Betapa efek perang ini sungguh dahsyat karena berdampak selain kelumpuhan menyeluruh bagi negara
bangsa, juga membutuhkan biaya tinggi dan perlu waktu yang relatif lama untuk proses recovery
(pemulihan kembali) kelak.

PENUTUP
Konflik, atau perang model apapun baik konflik vertikal maupun horizontal, dan sebagainya, bahkan
perang antarnegara, dan entah ia perang konvensional, atau hybrid war, proxy war, dan seterusnya,
bahkan perang asimetris itu sendiri sejatinya hanyalah TEMA.

Karena skema (tujuan) kolonialisme yang sesungguhnya dan bersifat lestari ialah kontrol ekonomi dan
pencaplokan SDA di wilayah koloni. Menurut Dirgo D Purbo, ahli geopolitik Indonesia, “Conflict is the
protection oil flow and blockade somebody else oil flow”.

Dengan demikian, melacak sumber dari sebuah tema (perang asimetris), harus ditelisik baik asal-usul
kolonialisme, ideologi dasar, maupun watak pergerakan. Tak dipungkiri, bahwa perilaku geopolitik para
adidaya di era imperialisme, tak lain karena dipicu oleh Revolusi Industri (1750-1850) sebagai motifnya.
Sebagai konsekuensi logis industrialisasi, maka menjadi faktor utama dari negara-negara barat
meluaskan “kepentingan nasional” (motivasi) yang mutlak harus dipenuhi agar sektor-sektor industrinya
terus berjalan.

Sementara imperialisme itu sendiri dapat diartikan sebagai kebijakan perluasan kekuasaan atau otoritas
suatu imperium terhadap bangsa- bangsa atau negara-negara lain dalam rangka meraih wilayah koloni
demi memenuhi kepentingan nasional. Bahwa imperialisme adalah benih serta varian awal daripada
mekanisme kolonialisme di dunia. Demikian juga dengan kapitalisme sebagai ideologi, maka dapat
dijelaskan, bahwa ekonomi neoliberalisme (neolib) adalah varian terbaru kapitalisme dimana watak
dasar kapitalisme adalah:

(1) mencari bahan baku semurah-murahnya; dan

(2) mengurai/menciptakan pasar seluas-luasnya.
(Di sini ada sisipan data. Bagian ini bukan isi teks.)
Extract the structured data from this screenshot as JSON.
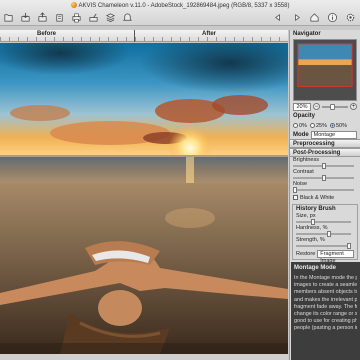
{
  "window": {
    "title": "AKVIS Chameleon v.11.0 - AdobeStock_192869484.jpeg (RGB/8, 5337 x 3558)"
  },
  "toolbar": {
    "left_icons": [
      "open-file-icon",
      "save-file-icon",
      "image-stack-icon",
      "batch-icon",
      "print-icon",
      "share-icon",
      "layers-icon",
      "bell-icon"
    ],
    "right_icons": [
      "undo-icon",
      "redo-icon",
      "home-icon",
      "info-icon",
      "settings-icon"
    ]
  },
  "view": {
    "before_label": "Before",
    "after_label": "After"
  },
  "navigator": {
    "title": "Navigator",
    "zoom": "20%"
  },
  "opacity": {
    "title": "Opacity",
    "options": [
      "0%",
      "25%",
      "50%"
    ],
    "selected": 2
  },
  "mode": {
    "label": "Mode",
    "value": "Montage"
  },
  "groups": {
    "preprocessing": "Preprocessing",
    "postprocessing": "Post-Processing"
  },
  "post": {
    "brightness_label": "Brightness",
    "brightness_value": 0.5,
    "contrast_label": "Contrast",
    "contrast_value": 0.5,
    "noise_label": "Noise",
    "noise_value": 0.0,
    "bw_label": "Black & White"
  },
  "history_brush": {
    "title": "History Brush",
    "size_label": "Size, px",
    "size_value": 0.3,
    "hardness_label": "Hardness, %",
    "hardness_value": 0.6,
    "strength_label": "Strength, %",
    "strength_value": 1.0,
    "restore_label": "Restore",
    "restore_value": "Fragment Image"
  },
  "help": {
    "title": "Montage Mode",
    "lines": [
      "In the Montage mode the prog",
      "images to create a seamless",
      "members absent objects to a",
      "and makes the irrelevant part",
      "fragment fade away. The fragm",
      "change its color range or size",
      "good to use for creating photo",
      "people (pasting a person into"
    ],
    "bold_word": "Montage"
  },
  "colors": {
    "accent": "#2a6bd8",
    "help_bg": "#3d3d3d"
  }
}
Dari hal-hal tersebut maka secara tersirat bahwa model ekonomi neolib merupakan bibit atau benih-
benih daripada diterapkannya asymmetric warfare alias perang asimetris. Inilah model kedua dari
perang asimetris sebagaimana diulas di atas, selain ‘Gerakan Massa” sebagai model pertamanya.